Presiden menegaskan apabila pemerintah hanya mencari keuntungan ekonomi dan imbal politik semata, maka cukup baginya untuk meneruskan pembangunan di Pulau Jawa. Dalam pandangan Jokowi, pembangunan infrastruktur Indonesia adalah pembangunan yang menyatukan segala penjuru Indonesia. Inilah semangat yang selalu diusung dalam kebijakan unggulan Presiden Joko Widodo dan Wakil Presiden Jusuf Kalla selama tiga tahun belakangan ini.
Bahkan, untuk pulau-pulau kecil dan terpencil, pemerintah berupaya sekuat tenaga untuk memungkinkan pembangunan bandara-bandara sebagai akses menuju pulau terpencil. “Inilah yang akan menyatukan kita. Bagaimana kita menyatukan 17 ribu pulau kalau infrastruktur kecil-kecil seperti itu tidak kita kerjakan?” ujar Presiden.

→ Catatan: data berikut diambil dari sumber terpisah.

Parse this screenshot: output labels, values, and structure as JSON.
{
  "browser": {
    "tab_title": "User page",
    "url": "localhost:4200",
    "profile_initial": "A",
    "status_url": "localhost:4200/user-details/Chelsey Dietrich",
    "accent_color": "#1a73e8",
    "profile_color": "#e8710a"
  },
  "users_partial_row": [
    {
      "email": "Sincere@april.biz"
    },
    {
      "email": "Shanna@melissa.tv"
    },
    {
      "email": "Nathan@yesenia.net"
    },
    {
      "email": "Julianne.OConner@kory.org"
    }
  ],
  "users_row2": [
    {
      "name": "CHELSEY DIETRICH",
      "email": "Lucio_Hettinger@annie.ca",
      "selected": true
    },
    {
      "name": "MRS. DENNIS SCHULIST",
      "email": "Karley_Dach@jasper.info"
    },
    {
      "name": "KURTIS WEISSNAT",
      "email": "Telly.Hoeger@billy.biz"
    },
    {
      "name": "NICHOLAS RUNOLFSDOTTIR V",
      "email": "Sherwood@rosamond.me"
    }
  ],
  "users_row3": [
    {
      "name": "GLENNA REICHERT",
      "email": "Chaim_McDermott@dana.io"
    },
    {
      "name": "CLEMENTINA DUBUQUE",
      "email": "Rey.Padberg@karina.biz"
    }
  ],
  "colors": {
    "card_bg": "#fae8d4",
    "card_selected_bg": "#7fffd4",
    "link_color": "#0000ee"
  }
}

Presiden mengatakan pembangunan di luar Pulau Jawa penting untuk mengurangi ketimpangan pembangunan yang selama ini terjadi. “Ini adalah pemerataan pembangunan. Bagaimana kita bisa menyatukan seluruh Tanah Air ini kalau ada ketimpangan infrastruktur antara barat dan timur yang sangat kelihatan?” kata mantan Gubernur DKI Jakarta ini.
Ketimpangan infrastruktur ini tidak akan terasa kalau tidak dilihat dengan mata kepala sendiri. Dalam sejumlah kesempatan, Presiden Joko Widodo berinisiatif untuk turun langsung ke lapangan untuk melihat kondisi. Bahkan, ke tempat-tempat yang berada di zona merah sekalipun. “Dua tahun lalu saya terbang ke Nduga. Nduga itu masih pada posisi merah yang masih rawan sekali. Saat di Wamena saya minta ke Kapolri dan Panglima, saya sampaikan saya ingin ke Nduga. Kapolri dan Panglima menyampaikan ke saya, ‘Pak, ini daerah merah, sebaiknya Bapak tidak ke sana’,” ia menceritakan.
Namun, Presiden tetap bergeming pada pendirian dan keinginannya itu. Ia pun menyaksikan sendiri bagaimana salah satu daerah bagian timur Indonesia itu butuh untuk diperhatikan dan dibangun demi kesejahteraan masyarakatnya. “Kalau hal seperti ini tidak kita perhatikan, keadilan dan pemerataan tidak kita hadirkan, bagaimana kita berbicara mengenai keindonesiaan kita?” tuturnya.
Turut hadir mendampingi Presiden, Menteri Koordinator bidang Politik Hukum dan Keamanan Wiranto, Menteri Pertahanan Ryamizard Ryacudu dan Sekretaris Kabinet Pramono Anung. Juga hadir Wakil Presiden ke-6 Try Sutrisno. (Hardianto/balipost)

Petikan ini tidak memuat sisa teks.